Now the Word does not reveal what kind of person Saul was prior to this, or exactly what kind of person he was afterwards. From what we have seen, Saul seemed already to be a nice enough young man. But after this experience he was different. Perhaps the difference had to do primarily with Saul’s understanding of his call to be Israel’s leader. At any rate, he was a changed man. And the signs would show Saul that God would be with him in his high calling as king (v. 7).

Samuel concluded his conversation with Saul by instructing Saul in respect to sacrifices. Saul was anointed a king, not a priest. So he had to wait for Samuel when sacrifices were needed. File this in your mental filing cabinet, because we shall see that Saul later on would fail at precisely this point (13:8ff.).

Verse nine tells us that the Lord did indeed give Saul another heart and that all three signs were fulfilled that day. However the author records only one of the three fulfillments, namely, the one with the prophets.

In 9:9-16, the section closes with Saul’s return home. But Saul did not tell all that Samuel had told him. Perhaps he was having some difficulty believing all of it himself.
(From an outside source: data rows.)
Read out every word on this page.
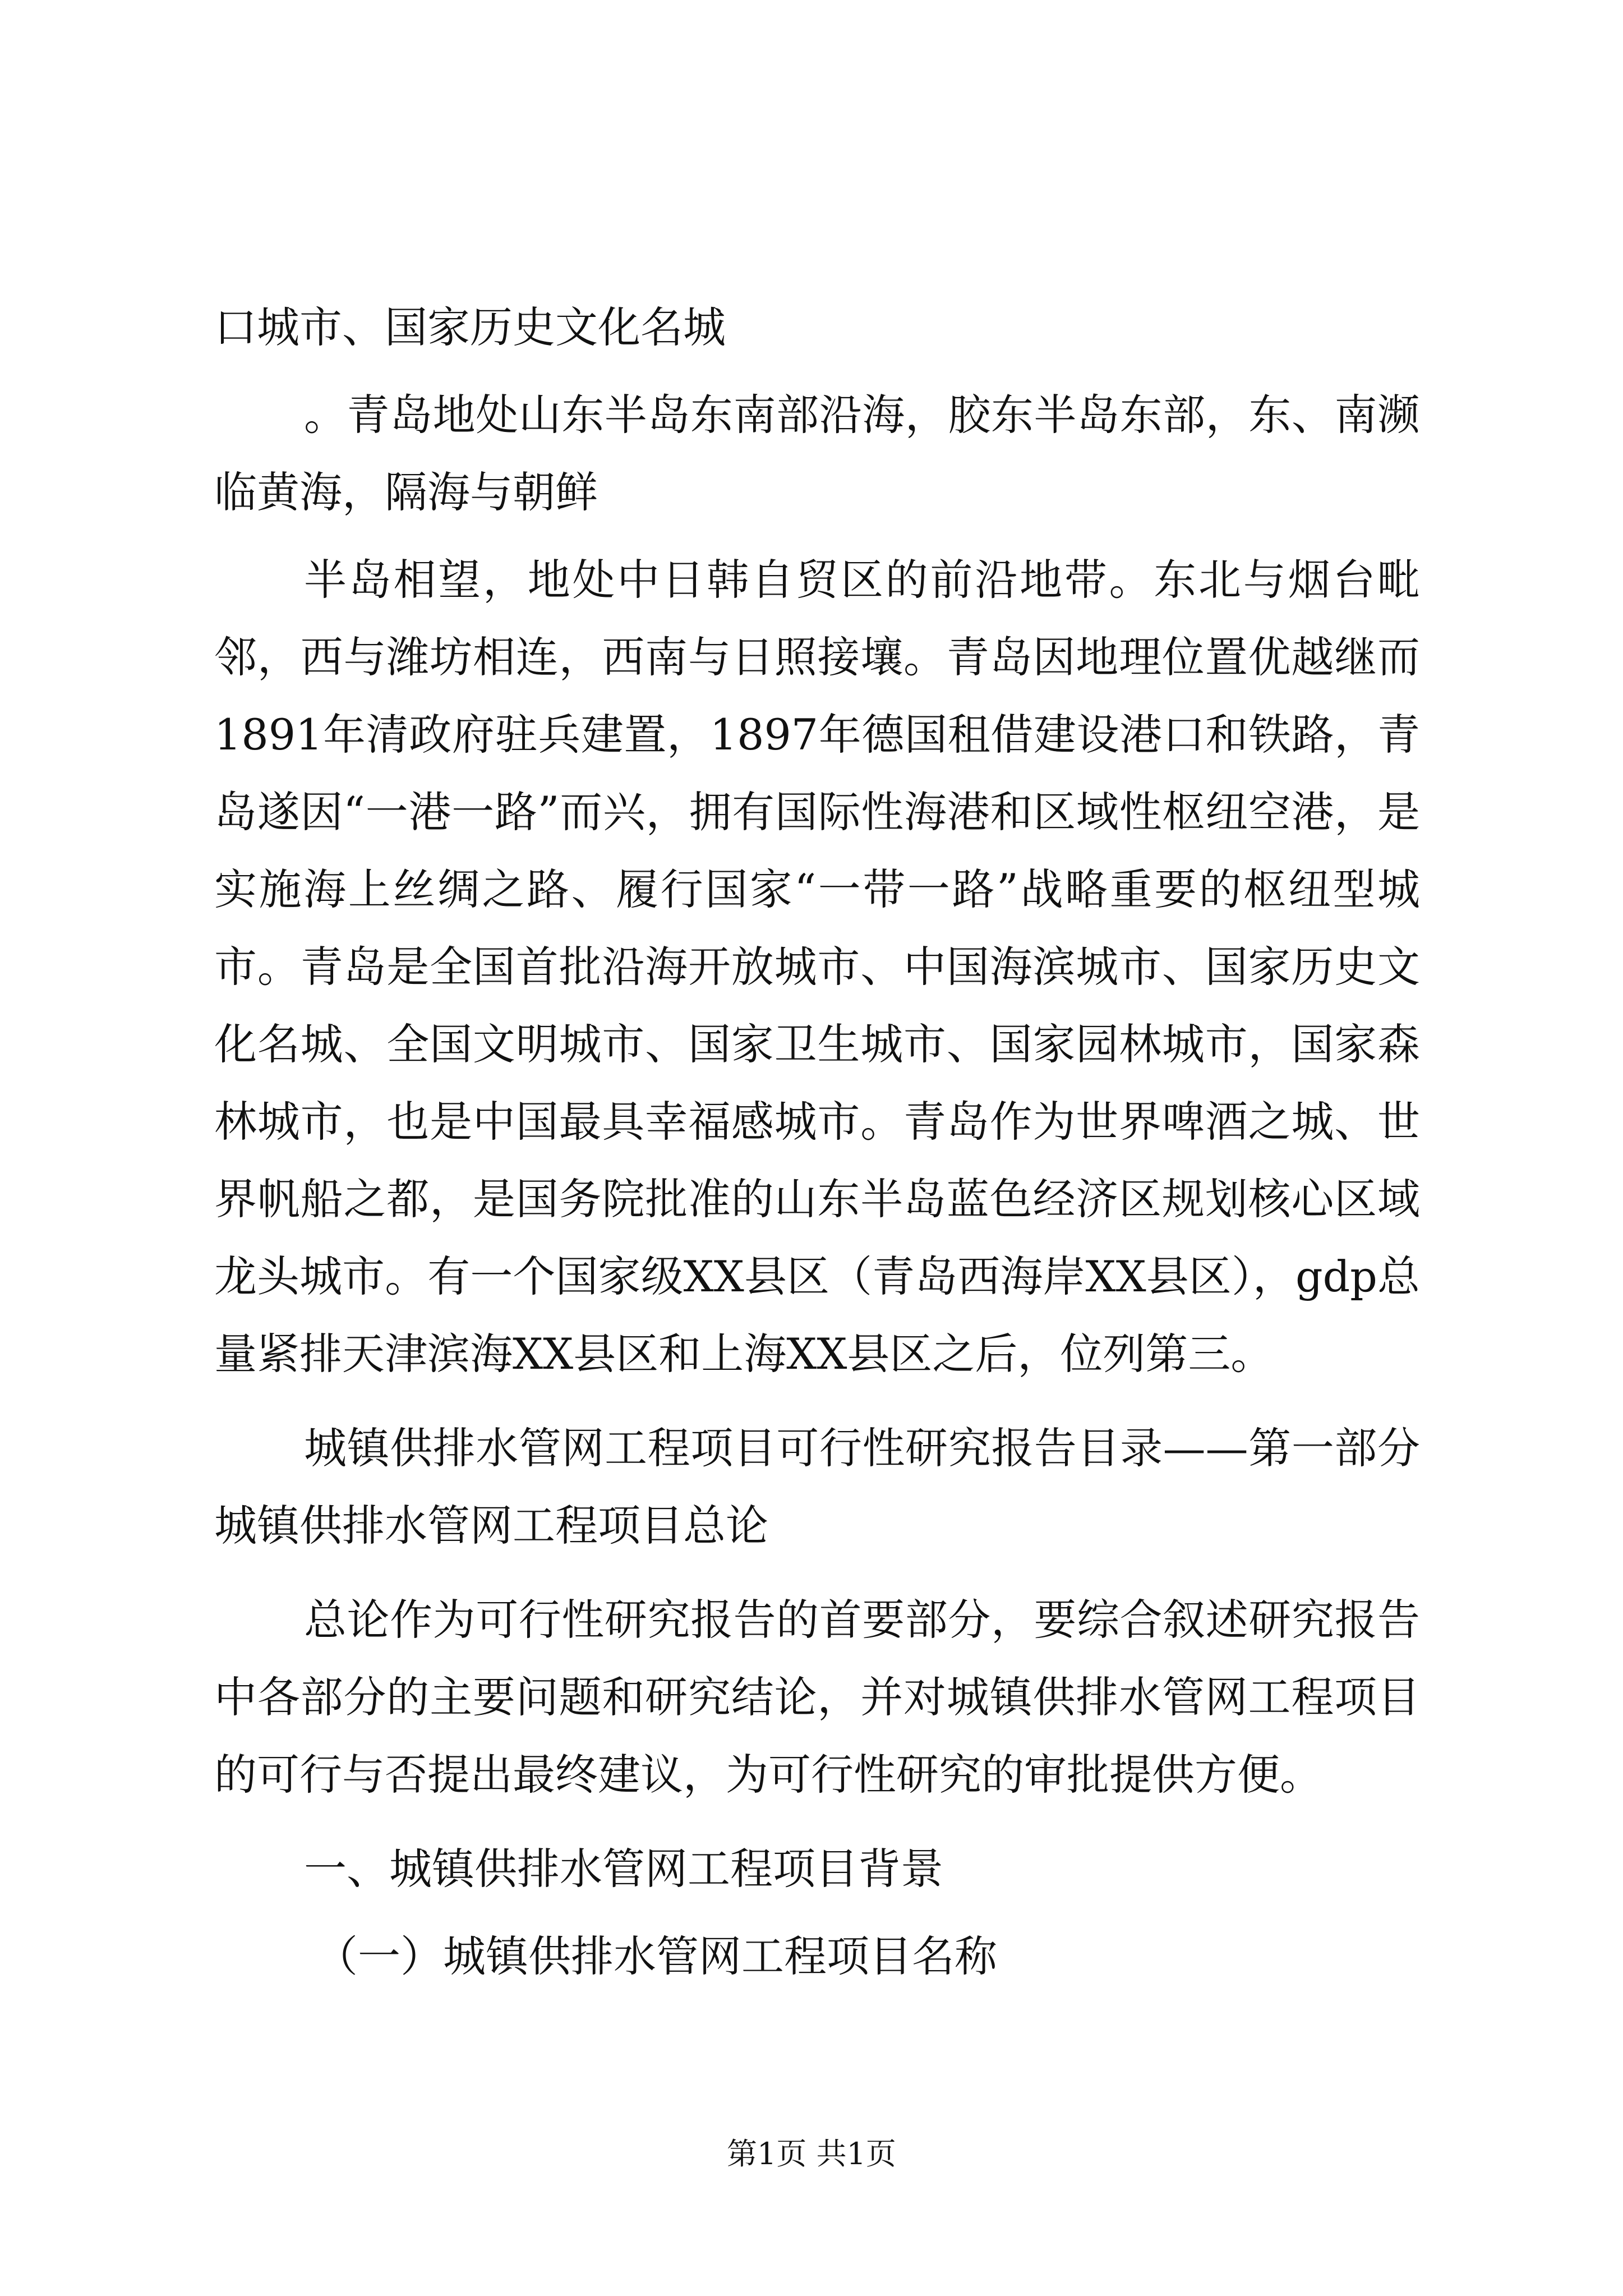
口城市、国家历史文化名城

。青岛地处山东半岛东南部沿海，胶东半岛东部，东、南濒临黄海，隔海与朝鲜

半岛相望，地处中日韩自贸区的前沿地带。东北与烟台毗邻，西与潍坊相连，西南与日照接壤。青岛因地理位置优越继而1891年清政府驻兵建置，1897年德国租借建设港口和铁路，青岛遂因“一港一路”而兴，拥有国际性海港和区域性枢纽空港，是实施海上丝绸之路、履行国家“一带一路”战略重要的枢纽型城市。青岛是全国首批沿海开放城市、中国海滨城市、国家历史文化名城、全国文明城市、国家卫生城市、国家园林城市，国家森林城市，也是中国最具幸福感城市。青岛作为世界啤酒之城、世界帆船之都，是国务院批准的山东半岛蓝色经济区规划核心区域龙头城市。有一个国家级XX县区（青岛西海岸XX县区），gdp总量紧排天津滨海XX县区和上海XX县区之后，位列第三。

城镇供排水管网工程项目可行性研究报告目录——第一部分城镇供排水管网工程项目总论

总论作为可行性研究报告的首要部分，要综合叙述研究报告中各部分的主要问题和研究结论，并对城镇供排水管网工程项目的可行与否提出最终建议，为可行性研究的审批提供方便。

一、城镇供排水管网工程项目背景

（一）城镇供排水管网工程项目名称

第1页 共1页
In respect to application, I want to focus on the Lord’s choice of Saul as king. Israel wanted a king, and the Lord said they could have one. And in this passage we can see the way he made the choice. First, the Lord saw Saul’s qualifications. Although Saul’s qualifications seem on the surface to be superficial (from a prominent family and tall and handsome), God obviously saw beneath the superficial to his inner character. If the Lord is to call and use us, we must be the kind of persons whom he can use.

Second, the Lord led Samuel by direct revelation. He revealed to Samuel directly that he would tell Samuel who the new king would be. And then the next day the Lord did just that. The Lord has not make a practice of leading me that way; but I believe we must always remain open to direct revelations of the will of the heavenly Father.

Third, the Lord guided Saul by special providence, signs, and empowerment. One, the Lord used insignificant events to guide Saul, such as the straying of the donkeys and the servant’s bringing of a silver coin on the trip. That has happened to me, and I suspect to you as well. Two, the Lord guided Saul by larger circumstances. For example, the girls outside the town led Saul directly to Samuel, who became the first person he met inside the town. We must be alert to the guidance of God in the larger circumstances of life. Three, the Lord led Saul by three special signs, which we already have reviewed. God occasionally still guides by special signs, and we must be prepared by prayer to receive them. And four, the Lord empowered Saul by the Holy Spirit (10:10). Every Christian has the Holy Spirit dwelling within, and if we have surrendered completely to his way and will, he will empower as well as guide us.